The number of cars built in the UK in April rose 5.2% on the same month last year, the industry’s trade body says.
Some 127,950 cars rolled off production lines, driven by investment in new models, the Society of Motor Manufacturers and Traders said.
However, last month’s increase came off the back of a double-digit fall in production in April 2017.
SMMT boss Mike Hawes said the rise was not a surprise, and he again warned about Brexit’s impact on the industry.
In April last year the timing of the Easter bank holiday hit output. For that reason, the SMMT chief executive said, last month’s “growth isn’t altogether surprising”.
Manufacturing for both home and overseas markets rose by 7.3% and 4.7% respectively, with 103,662 cars built for export in April and accounting for 81.0% of production.
Despite April’s rise, the picture so far this year is more gloomy.
Overall output is down 3.9%, with a total of 568,378 cars manufactured in the first four months. Four-fifths of these were exported, as domestic demand fell 10.3% against only a 2.2% decline in vehicles destined for export.
In March, the number of cars built fell 13.3% year-on-year.

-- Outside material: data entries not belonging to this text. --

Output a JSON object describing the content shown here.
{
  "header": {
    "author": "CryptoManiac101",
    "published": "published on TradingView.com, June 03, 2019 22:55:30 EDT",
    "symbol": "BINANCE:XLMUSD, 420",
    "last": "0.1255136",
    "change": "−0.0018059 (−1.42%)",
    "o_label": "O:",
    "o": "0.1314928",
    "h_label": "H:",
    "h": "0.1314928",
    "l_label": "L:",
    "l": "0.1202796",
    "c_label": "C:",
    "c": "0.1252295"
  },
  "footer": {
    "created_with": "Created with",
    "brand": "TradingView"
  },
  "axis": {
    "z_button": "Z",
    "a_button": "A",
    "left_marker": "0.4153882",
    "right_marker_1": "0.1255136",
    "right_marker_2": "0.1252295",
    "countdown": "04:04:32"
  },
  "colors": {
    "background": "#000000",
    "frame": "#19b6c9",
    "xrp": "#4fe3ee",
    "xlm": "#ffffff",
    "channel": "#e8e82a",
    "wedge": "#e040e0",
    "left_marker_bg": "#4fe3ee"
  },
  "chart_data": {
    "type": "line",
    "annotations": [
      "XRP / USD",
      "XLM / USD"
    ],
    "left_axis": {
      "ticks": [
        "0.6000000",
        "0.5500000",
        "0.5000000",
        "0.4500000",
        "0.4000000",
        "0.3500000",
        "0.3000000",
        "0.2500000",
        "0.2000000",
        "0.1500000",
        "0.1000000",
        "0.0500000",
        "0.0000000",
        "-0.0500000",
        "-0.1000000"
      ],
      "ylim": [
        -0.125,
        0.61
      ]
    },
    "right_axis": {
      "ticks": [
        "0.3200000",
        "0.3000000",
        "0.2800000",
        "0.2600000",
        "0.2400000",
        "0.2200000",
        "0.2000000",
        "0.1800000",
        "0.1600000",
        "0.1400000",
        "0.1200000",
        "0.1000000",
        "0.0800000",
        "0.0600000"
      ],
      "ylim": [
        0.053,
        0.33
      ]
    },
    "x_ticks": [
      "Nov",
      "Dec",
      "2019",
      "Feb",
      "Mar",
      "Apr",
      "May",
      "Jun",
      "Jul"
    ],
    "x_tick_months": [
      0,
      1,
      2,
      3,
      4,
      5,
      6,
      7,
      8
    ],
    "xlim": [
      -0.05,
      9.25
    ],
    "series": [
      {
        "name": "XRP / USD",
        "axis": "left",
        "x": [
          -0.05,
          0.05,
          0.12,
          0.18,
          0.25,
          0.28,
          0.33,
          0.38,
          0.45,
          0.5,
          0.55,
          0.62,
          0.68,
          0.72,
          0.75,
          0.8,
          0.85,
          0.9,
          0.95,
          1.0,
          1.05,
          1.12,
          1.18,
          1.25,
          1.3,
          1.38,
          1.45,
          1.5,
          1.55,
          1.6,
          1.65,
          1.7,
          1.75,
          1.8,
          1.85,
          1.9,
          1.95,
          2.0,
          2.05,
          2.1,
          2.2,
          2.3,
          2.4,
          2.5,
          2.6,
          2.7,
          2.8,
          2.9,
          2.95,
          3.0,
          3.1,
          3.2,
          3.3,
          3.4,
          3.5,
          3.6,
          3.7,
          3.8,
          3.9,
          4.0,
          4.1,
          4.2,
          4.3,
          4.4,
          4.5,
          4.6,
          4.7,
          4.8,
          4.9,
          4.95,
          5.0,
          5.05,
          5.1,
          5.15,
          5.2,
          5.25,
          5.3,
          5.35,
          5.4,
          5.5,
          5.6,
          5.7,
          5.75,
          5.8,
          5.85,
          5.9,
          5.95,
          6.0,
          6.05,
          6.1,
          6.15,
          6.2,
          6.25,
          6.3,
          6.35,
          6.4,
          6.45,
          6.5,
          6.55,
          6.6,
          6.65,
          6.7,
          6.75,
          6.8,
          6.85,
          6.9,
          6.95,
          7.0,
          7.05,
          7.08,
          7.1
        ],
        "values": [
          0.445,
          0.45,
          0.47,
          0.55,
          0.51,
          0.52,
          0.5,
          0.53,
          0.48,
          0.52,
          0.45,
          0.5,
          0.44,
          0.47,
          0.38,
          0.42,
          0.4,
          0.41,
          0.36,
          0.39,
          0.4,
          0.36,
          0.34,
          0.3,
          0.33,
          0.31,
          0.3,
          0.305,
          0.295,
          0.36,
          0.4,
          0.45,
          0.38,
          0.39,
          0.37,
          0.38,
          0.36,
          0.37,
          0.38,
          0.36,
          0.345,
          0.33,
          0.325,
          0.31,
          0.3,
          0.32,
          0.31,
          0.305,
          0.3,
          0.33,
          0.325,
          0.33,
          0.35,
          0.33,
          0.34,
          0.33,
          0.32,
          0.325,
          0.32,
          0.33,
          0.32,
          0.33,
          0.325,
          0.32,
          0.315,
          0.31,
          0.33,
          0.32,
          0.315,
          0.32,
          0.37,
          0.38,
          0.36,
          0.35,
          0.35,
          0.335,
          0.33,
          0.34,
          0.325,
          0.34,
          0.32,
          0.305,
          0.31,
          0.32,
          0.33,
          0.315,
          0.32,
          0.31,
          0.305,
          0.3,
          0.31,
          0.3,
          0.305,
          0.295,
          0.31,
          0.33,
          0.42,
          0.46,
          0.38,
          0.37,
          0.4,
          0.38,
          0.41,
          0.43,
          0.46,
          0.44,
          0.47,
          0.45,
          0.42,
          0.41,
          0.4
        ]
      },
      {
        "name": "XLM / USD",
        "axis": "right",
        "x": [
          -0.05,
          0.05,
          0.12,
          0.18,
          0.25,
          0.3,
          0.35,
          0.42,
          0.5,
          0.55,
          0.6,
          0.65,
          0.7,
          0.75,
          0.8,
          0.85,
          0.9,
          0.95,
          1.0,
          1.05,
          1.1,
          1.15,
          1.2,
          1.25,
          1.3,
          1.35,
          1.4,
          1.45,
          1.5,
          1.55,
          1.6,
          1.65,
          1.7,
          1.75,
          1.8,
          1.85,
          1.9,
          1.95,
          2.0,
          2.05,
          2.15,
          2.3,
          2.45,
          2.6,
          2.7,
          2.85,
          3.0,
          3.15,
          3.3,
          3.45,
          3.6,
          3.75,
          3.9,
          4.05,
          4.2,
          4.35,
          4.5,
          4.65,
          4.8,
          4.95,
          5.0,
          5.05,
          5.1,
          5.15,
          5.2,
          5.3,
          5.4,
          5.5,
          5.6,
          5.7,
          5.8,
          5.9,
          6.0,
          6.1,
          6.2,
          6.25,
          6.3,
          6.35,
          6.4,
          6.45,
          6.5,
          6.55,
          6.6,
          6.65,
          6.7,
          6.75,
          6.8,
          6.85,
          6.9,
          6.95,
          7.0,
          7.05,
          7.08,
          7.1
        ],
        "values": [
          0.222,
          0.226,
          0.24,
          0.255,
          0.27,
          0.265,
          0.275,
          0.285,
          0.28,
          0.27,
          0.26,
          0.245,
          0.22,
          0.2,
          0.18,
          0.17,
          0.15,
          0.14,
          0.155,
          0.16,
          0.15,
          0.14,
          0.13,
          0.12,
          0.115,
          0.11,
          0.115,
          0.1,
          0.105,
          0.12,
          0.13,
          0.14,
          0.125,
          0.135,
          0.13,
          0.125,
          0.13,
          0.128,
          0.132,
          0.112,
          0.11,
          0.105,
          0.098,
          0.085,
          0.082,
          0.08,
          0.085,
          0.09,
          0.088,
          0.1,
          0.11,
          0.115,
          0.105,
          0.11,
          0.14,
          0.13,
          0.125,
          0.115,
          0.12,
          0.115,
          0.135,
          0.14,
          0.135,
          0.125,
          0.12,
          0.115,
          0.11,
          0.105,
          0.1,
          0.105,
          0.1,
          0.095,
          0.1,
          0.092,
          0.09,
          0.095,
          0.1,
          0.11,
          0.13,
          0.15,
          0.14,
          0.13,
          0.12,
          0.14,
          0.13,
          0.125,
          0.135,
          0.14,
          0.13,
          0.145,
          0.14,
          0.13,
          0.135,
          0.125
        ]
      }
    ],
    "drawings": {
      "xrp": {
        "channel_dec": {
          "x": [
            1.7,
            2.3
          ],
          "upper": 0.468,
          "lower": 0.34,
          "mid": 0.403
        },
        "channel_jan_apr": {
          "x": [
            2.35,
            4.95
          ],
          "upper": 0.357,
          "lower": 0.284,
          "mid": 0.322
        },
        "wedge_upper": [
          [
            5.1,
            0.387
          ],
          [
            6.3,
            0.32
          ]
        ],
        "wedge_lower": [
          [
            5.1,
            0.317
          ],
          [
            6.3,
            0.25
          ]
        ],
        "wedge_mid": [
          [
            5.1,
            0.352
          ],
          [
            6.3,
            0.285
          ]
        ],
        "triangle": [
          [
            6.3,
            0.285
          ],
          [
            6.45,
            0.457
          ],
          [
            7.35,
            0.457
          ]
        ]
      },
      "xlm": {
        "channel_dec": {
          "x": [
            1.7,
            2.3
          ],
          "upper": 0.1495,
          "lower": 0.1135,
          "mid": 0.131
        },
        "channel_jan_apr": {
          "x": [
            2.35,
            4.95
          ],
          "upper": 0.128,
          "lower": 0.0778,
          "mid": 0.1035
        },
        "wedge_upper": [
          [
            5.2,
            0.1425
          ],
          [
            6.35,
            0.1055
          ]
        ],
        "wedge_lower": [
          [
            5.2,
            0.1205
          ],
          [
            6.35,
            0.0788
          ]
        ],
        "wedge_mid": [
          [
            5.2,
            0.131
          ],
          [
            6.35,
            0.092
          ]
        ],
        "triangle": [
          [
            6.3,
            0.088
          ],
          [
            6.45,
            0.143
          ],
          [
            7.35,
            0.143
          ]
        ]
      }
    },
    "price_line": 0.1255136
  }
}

The SMMT has warned that the industry is increasingly concerned about the progress of Brexit trade talks, and Mr Hawes returned to the theme on Thursday.
In a statement accompanying the production figures, he said April’s rise was due to planned new model investment that “was made on the basis of the free and frictionless trade afforded by our EU membership”.
Future growth of the UK car industry “depends upon maintaining these competitive conditions after Brexit”, he added. “That’s why it is critical that government acts to safeguard our participation in the EU customs union and single market.”